I’m excited to be a Castanea Fellow because… it helps take me out of the world I know all too well, into a whole other universe I know little of and am very anxious to be a part of.

What is the challenge your work addresses?

Most directly ahead is something very concrete: opening the doors of the Central Brooklyn Food Cooperative. I see it as more than just a retail operation, more than a community organizing campaign…and more than just the sum of its parts. It’s what we’re trying to accomplish on political, economic and operational terms. I want to gain a broader understanding of food systems and how people are connected to food throughout the country. I want to gain a better understanding of the economics of food.

I think of food as helping to build community.
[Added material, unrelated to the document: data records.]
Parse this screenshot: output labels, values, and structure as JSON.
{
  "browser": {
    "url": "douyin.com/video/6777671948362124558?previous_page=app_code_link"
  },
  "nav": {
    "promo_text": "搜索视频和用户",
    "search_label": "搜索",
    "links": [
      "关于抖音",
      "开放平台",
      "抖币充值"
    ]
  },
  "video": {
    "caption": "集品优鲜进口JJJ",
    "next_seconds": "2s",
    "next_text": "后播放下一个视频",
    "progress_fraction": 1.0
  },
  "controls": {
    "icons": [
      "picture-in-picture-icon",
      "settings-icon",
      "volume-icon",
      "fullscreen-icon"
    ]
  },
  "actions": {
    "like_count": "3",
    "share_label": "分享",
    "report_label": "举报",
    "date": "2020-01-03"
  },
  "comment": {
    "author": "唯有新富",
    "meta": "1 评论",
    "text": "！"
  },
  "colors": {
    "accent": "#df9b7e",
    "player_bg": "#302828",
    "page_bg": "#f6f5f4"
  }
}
I think I need to have a broader understanding of food beyond that…I need to know more than just this neighborhood. How do you build institutions like we’re trying to build? How do you create institutions that have ideological and political integrity, but which are also self-sustaining?
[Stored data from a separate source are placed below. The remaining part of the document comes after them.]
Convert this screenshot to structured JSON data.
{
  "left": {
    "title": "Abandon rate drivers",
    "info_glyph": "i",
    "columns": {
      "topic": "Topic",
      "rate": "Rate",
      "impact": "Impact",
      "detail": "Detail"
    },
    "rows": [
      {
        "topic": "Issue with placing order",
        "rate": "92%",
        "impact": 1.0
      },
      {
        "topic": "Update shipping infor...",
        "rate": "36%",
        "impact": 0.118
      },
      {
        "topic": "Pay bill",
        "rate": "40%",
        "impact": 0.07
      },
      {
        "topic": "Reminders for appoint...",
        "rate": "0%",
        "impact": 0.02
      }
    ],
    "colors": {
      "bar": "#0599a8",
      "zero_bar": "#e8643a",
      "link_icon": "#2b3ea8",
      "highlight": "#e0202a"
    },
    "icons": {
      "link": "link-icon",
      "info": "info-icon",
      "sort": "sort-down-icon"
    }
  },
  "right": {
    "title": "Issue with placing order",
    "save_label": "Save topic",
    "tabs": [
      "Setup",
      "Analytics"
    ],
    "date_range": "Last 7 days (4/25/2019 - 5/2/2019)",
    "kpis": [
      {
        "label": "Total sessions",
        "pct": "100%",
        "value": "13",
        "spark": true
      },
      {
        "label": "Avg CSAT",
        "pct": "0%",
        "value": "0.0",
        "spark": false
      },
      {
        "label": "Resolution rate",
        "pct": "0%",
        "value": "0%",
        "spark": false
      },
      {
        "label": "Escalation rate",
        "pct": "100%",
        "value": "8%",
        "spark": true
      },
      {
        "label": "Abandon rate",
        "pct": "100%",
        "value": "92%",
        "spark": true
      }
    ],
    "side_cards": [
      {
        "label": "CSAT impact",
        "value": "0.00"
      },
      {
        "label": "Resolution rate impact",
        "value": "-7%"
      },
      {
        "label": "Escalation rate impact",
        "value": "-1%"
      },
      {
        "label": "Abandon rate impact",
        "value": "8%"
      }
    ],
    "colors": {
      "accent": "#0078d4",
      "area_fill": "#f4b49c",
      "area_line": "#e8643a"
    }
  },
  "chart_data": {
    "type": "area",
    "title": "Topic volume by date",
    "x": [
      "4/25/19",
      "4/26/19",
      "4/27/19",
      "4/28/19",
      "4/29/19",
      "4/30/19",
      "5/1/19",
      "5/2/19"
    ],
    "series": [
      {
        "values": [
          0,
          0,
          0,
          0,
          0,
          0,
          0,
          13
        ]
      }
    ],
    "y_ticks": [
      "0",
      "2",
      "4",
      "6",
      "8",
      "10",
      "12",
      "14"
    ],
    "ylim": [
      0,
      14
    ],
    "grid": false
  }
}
What strategies are you using to address the challenge?

We want to test this idea that there is a wholesale and retail market for producers who are in New York City and New York state. We want to be able to identify producers, distributors and build relationships with local farmers to test this. If we can create a viable pipeline between what we’re doing and the growers out there, what does that look like? How do we get food from the farm to the proverbial table? What will we have to contend with in terms of pricing? Organic versus non-organic? How will we make sure that we build an institution where low and minimum income families have access? How can we deliver affordable food without contributing to waste problems? There is always a tension between low priced food, fair labor practices and fair wages…how do we strike that balance? The fact that we’re a consumer cooperative could also be seen as being anti-worker as some, since all give of their time. What is the right balance to strike in terms of economics?

What does success look like to you?

I’ve experienced success in the past and am trying to project that success onto this. I co-founded a credit union, which was wildly popular and became part of the bloodstream of neighborhood. It’s more difficult than it was 20 years ago, because there is so much economic stratification in food retail in this neighborhood. The challenge is for it to be a real people’s institution, a mass movement, a base-building effort. With that comes complete buy-in from not just people, but government and the private sector. I’d like us to change the paradigm of what successful food retail looks like in Central Brooklyn…and for the Central Brooklyn Food Coop to have a special place in Central Brooklyn, not just for retail, but as a place where people come to learn about all about food, from preparation to policy. Success would be providing the neighborhood with healthy, affordable and sustainable food.